In the GUD study, almost half the patients had partners who were aware of their STI. The association found between partner awareness and higher likelihood of engaging in sex after onset of symptoms may indicate that the ulcer had become visible during intercourse. However, it is surprising that only 16% of those who had partners who were aware of the ulcer used condoms consistently. Condom use in Africa is still generally low [34
] and having sex while having symptoms of an STI also seem to be common as seen in other studies too [30
]. These findings indicate that partner notification may only stop transmission if the partner is successfully treated, since awareness of an ulcer may not result in preventive precautions. Partner notification and treatment, and patient counselling and advice to inform their partners to seek care are all included in the Zambian STI guidelines. However, there is no legal framework-backing for this, and the notification system does not function optimally [41
]. Although notification and referral to facilities for treatment may deter some patients from seeking care at government facilities [19
], it remains important for reducing secondary spread and re-infections. However, patients` unwillingness to disclose all partners, can impede such notification programmes, and tracing partners without the assistance of the source patient is time-consuming [41
]. Of concern was also the high proportion of GUD patients who did not know their HIV status, considering the increased risk of such patients to acquire or transmit HIV to their partners. This is compounded by low condom use and tendency to continue having unprotected sex while symptomatic. Control programmes must attempt to ensure that most GUD patients are tested for HIV and risk reduction messages are re-enforced.
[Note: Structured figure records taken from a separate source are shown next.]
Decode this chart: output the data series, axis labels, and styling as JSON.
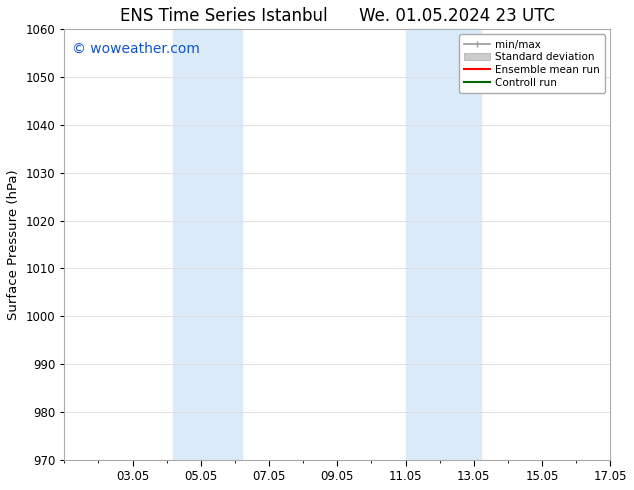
{
  "title_left": "ENS Time Series Istanbul",
  "title_right": "We. 01.05.2024 23 UTC",
  "ylabel": "Surface Pressure (hPa)",
  "ylim": [
    970,
    1060
  ],
  "yticks": [
    970,
    980,
    990,
    1000,
    1010,
    1020,
    1030,
    1040,
    1050,
    1060
  ],
  "xlim": [
    1.0,
    17.0
  ],
  "xtick_positions": [
    3,
    5,
    7,
    9,
    11,
    13,
    15,
    17
  ],
  "xtick_labels": [
    "03.05",
    "05.05",
    "07.05",
    "09.05",
    "11.05",
    "13.05",
    "15.05",
    "17.05"
  ],
  "watermark": "© woweather.com",
  "watermark_color": "#1155cc",
  "bg_color": "#ffffff",
  "plot_bg_color": "#ffffff",
  "shaded_regions": [
    {
      "x_start": 4.2,
      "x_end": 6.2,
      "color": "#daeaf8"
    },
    {
      "x_start": 11.0,
      "x_end": 13.2,
      "color": "#daeaf8"
    }
  ],
  "grid_color": "#dddddd",
  "grid_lw": 0.6,
  "spine_color": "#aaaaaa",
  "title_fontsize": 12,
  "tick_fontsize": 8.5,
  "label_fontsize": 9.5,
  "watermark_fontsize": 10
}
In addition to the previously discussed weakness of reporting bias in self-reporting of STIs in the population-based surveys, some other important limitations of our study are worth considering. The sample for the GUD study was small and designed for another study to ascertain microbiological etiologies of genital ulcers in Lusaka using molecular techniques. The small sample therefore limited the ability to establish significant differences between the sub-populations. The study was facility-based, thus representing GUD patients who seek care in primary healthcare facilities and do not necessarily represent all STI patients and those who sought care elsewhere. On the other hand, a strength worth noting is the representativeness of the DHS surveys at national, provincial, and rural/urban levels of the country and the overall high response rate of the 2007 survey. Non-response in the DHS was mainly due to absence, while refusal to participate was low [23
]. However, the low number of people reporting GU symptoms meant that only a small sample was available when examining predictors of care-seeking, resulting in few significant associations, although the percentages indicated important differences between subgroups.